The first step is to set your goals

Ask yourself why you’re making content, and what you hope to get out of it.

The more tangible and measurable your goals are, the better. For example, increasing leads isn’t a very useful goal. Increasing email sign-ups by 10 percent over a three-month period is. You can measure that goal and know exactly what you’re trying to accomplish.

The next step is to identify your customers

Who does your brand reach on a regular basis? For example, imagine you are a company that sells gluten-free, sugar-free brownie mixes. Your audience might consist of people with celiac disease, people who follow a Paleo diet, or people who just want to eat healthier sweets. Knowing who those people are allows you to ask what they want, and how your product solves their problems.

It’s also worth thinking about where your customers are

Perhaps your celiac audience hangs out on Facebook or regularly Googles, looking for new information on gluten-free recipes. Your Paleo audience might be active on Twitter, and might read blogs about diet and exercise hacks. Your sweet tooth who wants to eat better might be a regular YouTube user. Plan your content based on where it will best reach each segment of your audience.

Each audience type enjoys recipes, healthy living tips, and other advice about eating better.

Next, you want to figure out the logistics of your strategy.

What type of content will you produce? Where will it be published? How often will it be published? How will you measure it?

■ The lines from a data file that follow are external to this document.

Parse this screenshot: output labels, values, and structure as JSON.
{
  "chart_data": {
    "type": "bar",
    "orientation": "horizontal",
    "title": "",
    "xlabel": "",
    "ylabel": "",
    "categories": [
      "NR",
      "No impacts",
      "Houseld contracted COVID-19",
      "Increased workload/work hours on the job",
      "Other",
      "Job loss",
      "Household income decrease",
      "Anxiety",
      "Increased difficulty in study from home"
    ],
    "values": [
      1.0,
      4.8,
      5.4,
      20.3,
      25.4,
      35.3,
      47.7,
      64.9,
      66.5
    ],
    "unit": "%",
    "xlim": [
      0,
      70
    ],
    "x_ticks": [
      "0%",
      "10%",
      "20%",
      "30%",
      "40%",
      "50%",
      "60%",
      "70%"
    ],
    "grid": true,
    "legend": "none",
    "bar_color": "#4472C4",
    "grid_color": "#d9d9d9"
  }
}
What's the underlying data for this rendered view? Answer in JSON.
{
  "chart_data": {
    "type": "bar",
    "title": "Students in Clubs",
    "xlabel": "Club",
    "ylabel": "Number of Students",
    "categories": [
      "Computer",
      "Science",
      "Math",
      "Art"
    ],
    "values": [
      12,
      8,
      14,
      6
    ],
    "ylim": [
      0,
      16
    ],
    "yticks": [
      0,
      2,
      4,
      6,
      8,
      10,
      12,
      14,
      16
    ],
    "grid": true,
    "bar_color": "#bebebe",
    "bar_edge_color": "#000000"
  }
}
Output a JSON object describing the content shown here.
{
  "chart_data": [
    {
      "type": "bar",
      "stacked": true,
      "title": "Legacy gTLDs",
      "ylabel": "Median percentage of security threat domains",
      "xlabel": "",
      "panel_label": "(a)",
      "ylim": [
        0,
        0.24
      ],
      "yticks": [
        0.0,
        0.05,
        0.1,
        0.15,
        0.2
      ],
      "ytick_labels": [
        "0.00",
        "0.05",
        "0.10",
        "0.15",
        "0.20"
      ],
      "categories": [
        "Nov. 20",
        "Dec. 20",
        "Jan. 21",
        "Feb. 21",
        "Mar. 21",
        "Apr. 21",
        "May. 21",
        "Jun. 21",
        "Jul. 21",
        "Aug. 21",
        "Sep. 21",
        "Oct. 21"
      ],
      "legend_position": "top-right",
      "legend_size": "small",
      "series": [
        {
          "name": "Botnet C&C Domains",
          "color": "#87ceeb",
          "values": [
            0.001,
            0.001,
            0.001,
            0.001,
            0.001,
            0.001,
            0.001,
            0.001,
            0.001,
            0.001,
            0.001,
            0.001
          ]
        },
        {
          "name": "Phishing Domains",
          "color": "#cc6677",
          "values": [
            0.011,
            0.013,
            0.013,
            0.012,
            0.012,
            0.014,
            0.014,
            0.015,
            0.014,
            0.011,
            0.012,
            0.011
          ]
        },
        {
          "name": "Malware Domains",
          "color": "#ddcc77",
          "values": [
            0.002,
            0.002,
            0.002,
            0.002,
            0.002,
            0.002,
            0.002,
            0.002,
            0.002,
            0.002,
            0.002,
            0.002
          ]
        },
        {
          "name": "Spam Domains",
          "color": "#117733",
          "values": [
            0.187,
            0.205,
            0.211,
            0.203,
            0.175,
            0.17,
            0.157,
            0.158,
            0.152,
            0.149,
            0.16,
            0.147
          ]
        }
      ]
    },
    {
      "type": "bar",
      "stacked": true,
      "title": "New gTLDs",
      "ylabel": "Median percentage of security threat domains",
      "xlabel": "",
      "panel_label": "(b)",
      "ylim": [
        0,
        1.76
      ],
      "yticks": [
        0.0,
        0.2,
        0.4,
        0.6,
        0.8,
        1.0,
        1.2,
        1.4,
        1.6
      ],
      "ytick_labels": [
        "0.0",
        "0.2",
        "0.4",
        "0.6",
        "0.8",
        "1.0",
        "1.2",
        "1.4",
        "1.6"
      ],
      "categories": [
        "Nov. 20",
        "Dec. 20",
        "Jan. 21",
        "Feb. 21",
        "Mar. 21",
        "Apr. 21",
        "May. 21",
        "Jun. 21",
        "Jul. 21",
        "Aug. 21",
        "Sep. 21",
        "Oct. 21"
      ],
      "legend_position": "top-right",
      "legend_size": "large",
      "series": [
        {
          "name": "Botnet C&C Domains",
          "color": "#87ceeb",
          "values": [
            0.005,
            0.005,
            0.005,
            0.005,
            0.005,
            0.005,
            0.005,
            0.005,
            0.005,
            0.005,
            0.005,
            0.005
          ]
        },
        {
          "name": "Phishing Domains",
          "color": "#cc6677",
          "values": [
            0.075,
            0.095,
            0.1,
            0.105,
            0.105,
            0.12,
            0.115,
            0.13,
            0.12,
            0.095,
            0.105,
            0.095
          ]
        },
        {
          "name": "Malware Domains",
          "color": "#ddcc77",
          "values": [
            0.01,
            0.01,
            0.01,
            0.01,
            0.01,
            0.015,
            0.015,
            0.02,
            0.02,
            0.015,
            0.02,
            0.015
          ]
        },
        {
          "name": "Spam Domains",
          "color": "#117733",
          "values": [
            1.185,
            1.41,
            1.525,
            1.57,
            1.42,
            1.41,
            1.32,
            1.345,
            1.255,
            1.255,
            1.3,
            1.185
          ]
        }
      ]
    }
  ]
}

Once you’ve figured out the answers to these questions, it’s time to put your strategy into practice. Publish some content, get your team to share it, and promote it using whatever tactics you think will work best.

You’re not finished yet, though! Now it’s time to measure. See if you need to revisit certain aspects of your strategy to achieve the goals you set at the beginning. A digital content marketing strategy is a living thing. It will change and evolve as your brand changes and evolves.